我和我哥愛上了同一個女人。
她叫陳雨墨,大我半歲。
我性格內向,嘴也笨,每次見她都不知道該說些甚麼。
但我哥能說會道,情商也高,經常把雨墨姐哄得很開心。
所以雨墨姐喜歡的人應該是我哥。
那年我哥順利考上大學,可我們兄弟相依爲命,根本拿不出學費和生活費。
後來我哥讓我去山西煤礦打工,供他上學。
他說我們是兄弟,只要他能完成學業,將來一定不會虧待我這個親弟弟。
煤礦工資高,但也危險。
四年來,我身邊發生過很多起安全事故。
最危險的一次是前段時間煤窯塌方,我差點被活埋。
雖然死裏逃生,但我也受了傷。
事後煤老闆扔給我兩萬塊錢,事情就算解決了。
沒想到幾天後我哥又騎車摔傷了腿,需要錢住院,我就把老闆給我的那兩萬轉過去,然後我也匆匆趕回家。
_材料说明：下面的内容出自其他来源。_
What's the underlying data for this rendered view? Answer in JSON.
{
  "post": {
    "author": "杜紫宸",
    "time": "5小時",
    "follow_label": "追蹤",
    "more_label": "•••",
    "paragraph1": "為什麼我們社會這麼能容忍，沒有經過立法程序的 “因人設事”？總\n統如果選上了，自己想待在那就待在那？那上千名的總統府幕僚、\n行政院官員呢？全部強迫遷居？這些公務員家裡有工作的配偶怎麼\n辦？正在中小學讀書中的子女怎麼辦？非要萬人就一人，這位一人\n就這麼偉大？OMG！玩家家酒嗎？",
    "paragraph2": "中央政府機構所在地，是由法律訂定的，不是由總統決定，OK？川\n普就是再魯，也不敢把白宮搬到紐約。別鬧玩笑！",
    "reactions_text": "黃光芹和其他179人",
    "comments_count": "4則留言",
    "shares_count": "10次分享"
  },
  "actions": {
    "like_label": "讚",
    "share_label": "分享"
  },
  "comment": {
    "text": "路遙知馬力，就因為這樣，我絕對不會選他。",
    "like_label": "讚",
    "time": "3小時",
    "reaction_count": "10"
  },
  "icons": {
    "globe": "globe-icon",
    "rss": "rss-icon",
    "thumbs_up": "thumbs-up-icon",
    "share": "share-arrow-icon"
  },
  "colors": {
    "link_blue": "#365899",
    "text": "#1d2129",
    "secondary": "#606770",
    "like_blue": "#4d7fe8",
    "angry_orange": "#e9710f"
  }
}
我不知道我哥在哪家醫院治療,打電話也沒人接,只好去隔壁王姨家打聽消息。
……
人生得意須盡歡,那天我哥喝醉了。
最後是雨墨姐和我一起把他送回家的。
我家住在黎城市郊一條深巷裏,裏面全是上個世紀的舊房子,以前雨墨姐也住在巷子裏,但她家有錢,很早就搬出去了。
扶我哥上牀後,雨墨姐也累得俏臉通紅,坐在牀沿上氣喘吁吁。
我說雨墨姐,時間不早了,我送你回去吧。
雨墨姐瞥了我一眼說:“我甚麼時候說過今晚要回去?我現在是你哥的女朋友,他喝醉了,難道我不該留下來照顧他?你喝醉的時候你老婆不照顧你?”
我咬着牙,臉上盡是苦笑。
我哪有老婆,連女朋友都沒有。
雨墨姐見我不說話,起身走到我前面繼續說:“爲甚麼不說話?難道我說的不對嗎?別說留下來照顧他,就算跟他同房也理所應當吧?”
我心說你不是已經和我哥上過牀了嗎,還裝出一副未經人事的模樣,有必要嗎?
不過上牀那種事情我心裏知道就好,又怎麼能當面揭穿她?
輸給我哥,我雖然不甘心,但也只能接受現實,不是嗎?
“難道你和你老婆是婚後才同房的?”雨墨姐步步緊逼,眸子死死地盯着我,那張絕美的臉就近在咫尺,我心裏有些躁動,急忙退開幾步。
我避開話題說樓上還有一間空房,我去收拾一下,你今晚睡樓上,我來照顧我哥。
我剛轉過身,就被雨墨姐一把拽了回去,“我爲甚麼要睡樓上?今天他送我這枚鑽戒少說也得值幾大千吧?你哥對我這麼好,我也該把自己最珍貴的東西交給他!”
……
房子燒燬對我哥來說真的是一件好事,因爲沒有居住的地方,那天之後雨墨姐就把我哥帶回家裏去了。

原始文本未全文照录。